Жара не спадала,  сердце Йоны колотилось где-то в горле, отдавая глухим стуком в висках, идти становилось всё труднее, ноги, налитые  невыносимой тяжестью, не слушались, пот заливал глаза, во рту пересохло,  хотелось лечь прямо на пыльный асфальт и не двигаться… Но Йона шёл, он должен был пройти этот путь…
Когда они вошли в парк, праздничная толпа переместилась куда-то в глубину , где среди высоких деревьев пряталась эстрада и было слышно, как музыканты настраивали инструменты и пробовали микрофон перед концертом.
- Вот, - Вилкас указал на заросшую травой плиту с полустёртой надписью. – Здесь был яма.

Йона провёл рукой по раскалённому граниту, угадывая наощупь буквы иврита.
- Скажите, может быть, кто-то выжил? - спросил Йона. – Приезжал, искал родных.

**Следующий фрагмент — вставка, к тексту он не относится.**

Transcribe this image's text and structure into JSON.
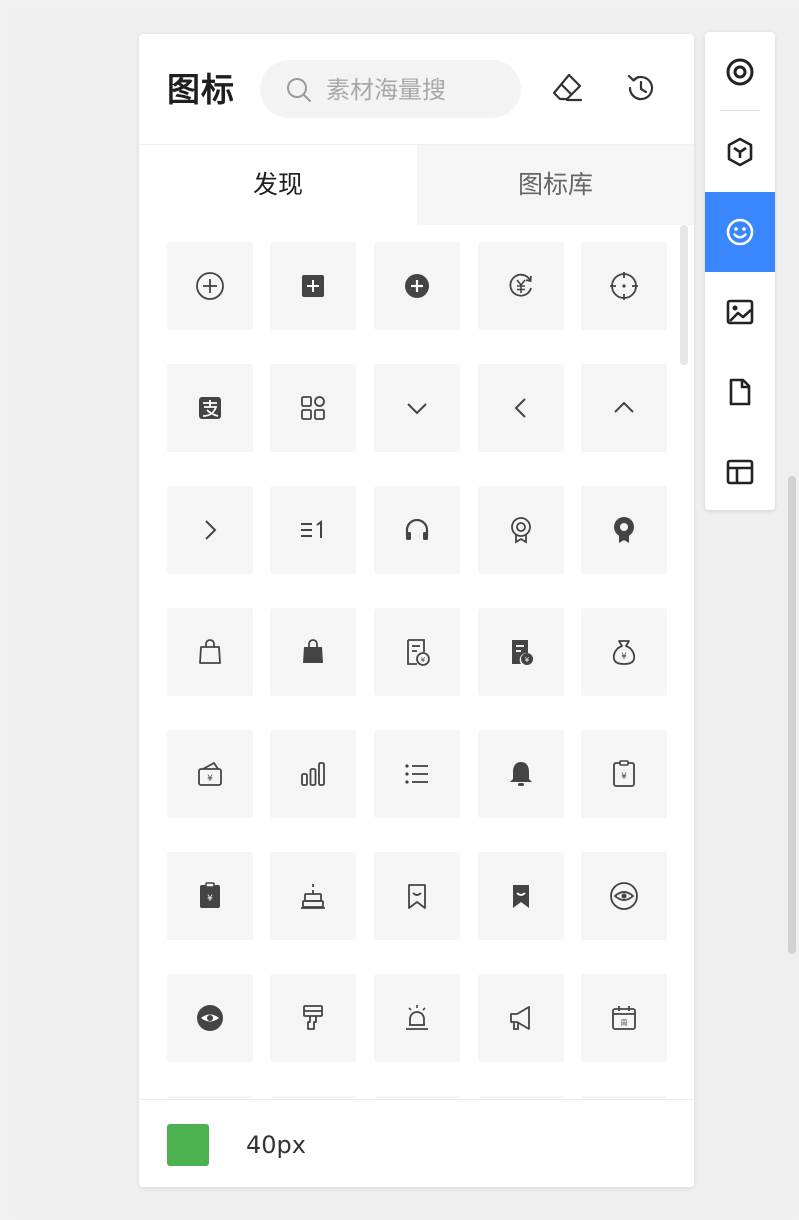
{
  "panel": {
    "title": "图标",
    "search": {
      "placeholder": "素材海量搜",
      "value": ""
    },
    "header_buttons": [
      {
        "name": "clear-style-button",
        "icon": "eraser-icon"
      },
      {
        "name": "history-button",
        "icon": "history-icon"
      }
    ],
    "tabs": [
      {
        "label": "发现",
        "active": true
      },
      {
        "label": "图标库",
        "active": false
      }
    ],
    "icon_grid": [
      [
        "add-circle-outline-icon",
        "add-square-filled-icon",
        "add-circle-filled-icon",
        "yuan-exchange-icon",
        "crosshair-icon"
      ],
      [
        "alipay-icon",
        "app-grid-icon",
        "chevron-down-icon",
        "chevron-left-icon",
        "chevron-up-icon"
      ],
      [
        "chevron-right-icon",
        "ordered-list-icon",
        "headphones-icon",
        "medal-outline-icon",
        "medal-filled-icon"
      ],
      [
        "shopping-bag-outline-icon",
        "shopping-bag-filled-icon",
        "bill-outline-icon",
        "bill-filled-icon",
        "money-bag-icon"
      ],
      [
        "wallet-icon",
        "bar-chart-icon",
        "list-icon",
        "bell-filled-icon",
        "clipboard-yuan-outline-icon"
      ],
      [
        "clipboard-yuan-filled-icon",
        "birthday-cake-icon",
        "bookmark-outline-icon",
        "bookmark-filled-icon",
        "eye-outline-icon"
      ],
      [
        "eye-filled-icon",
        "paint-brush-icon",
        "alarm-light-icon",
        "megaphone-icon",
        "calendar-week-icon"
      ]
    ],
    "footer": {
      "color": "#4caf50",
      "size": "40px"
    }
  },
  "side_toolbar": [
    {
      "name": "target-icon",
      "active": false
    },
    {
      "name": "cube-icon",
      "active": false
    },
    {
      "name": "smiley-icon",
      "active": true
    },
    {
      "name": "image-icon",
      "active": false
    },
    {
      "name": "file-icon",
      "active": false
    },
    {
      "name": "layout-icon",
      "active": false
    }
  ],
  "colors": {
    "accent": "#3a86ff",
    "icon": "#444444"
  }
}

- При мне –нет,  я сам-то сорок четвёртого года рождения, - ответил Вилкас. – Но мама рассказывала, что сразу после того, как вернулись русские, здесь был один офицер, пограничник. Вроде бы, у него перед войной в Жагаре была  то ли невеста, то ли жена,  и, слухи ходили, что  беременная.  Искал он их. Но ребёнка похожего в списках не было, не знал никто, родился  он или нет.  Или спас его кто из гетто… А  любовь свою офицер нашёл, сначала в списках, потом в яме..  Взял из комендатуры трёх арестованных, из тех, кто с немцами не успел уйти, заставил яму раскапывать. Она почти на самом верху лежала, видать, из последней группы. Он её по волосам узнал, тело уже и не было, кости одни, а вот волосы , кудри чёрные… ничего им не сделалось… Он как увидел её, автомат у конвойного выхватил и всех троих на месте и положил…Его самого потом арестовали и увезли… Отец мой, Антанас Вилкас, среди этих троих был… У матери роды начались, не смогли они с немцами уйти…
- Так почему Вы… - Йона хотел что-то  спросить, но Вилкас его остановил.
- Стыдно мне, - перекрестился Вилкас слева-направо.  - Война –  есть бедствие и преступление, заключающее в себе все бедствия и преступления… За отца стыдно…
- Вы идите, пожалуйста, - попросил Йона. – Я один побыть хочу… Мне надо сказать им  что-то очень важное...

Нестерпимо палило солнце, не сдаваясь подступающим сумеркам.  Йона расстегнул рубашку и опустился на землю, приобняв тёплую, словно живую, плиту.   Он закрыл глаза и  для него наступила тишина – исчезли грохочущие вдали барабаны, пропали визгливые крики певицы и гул разгоряченной толпы. Гулко бьющееся сердце заглушало шелест крыльев скользящих над головой стрижей.  Йона вдохнул терпкий  запах некошеной травы.
- Бати элеха има, я пришёл к тебе, мамочка, - Йона погладил шершавую поверхность гранита. – Я пришёл к вам, родные мои. Я хочу сказать: спите спокойно,  народ Израиля жив. Ам Исраэль Хай.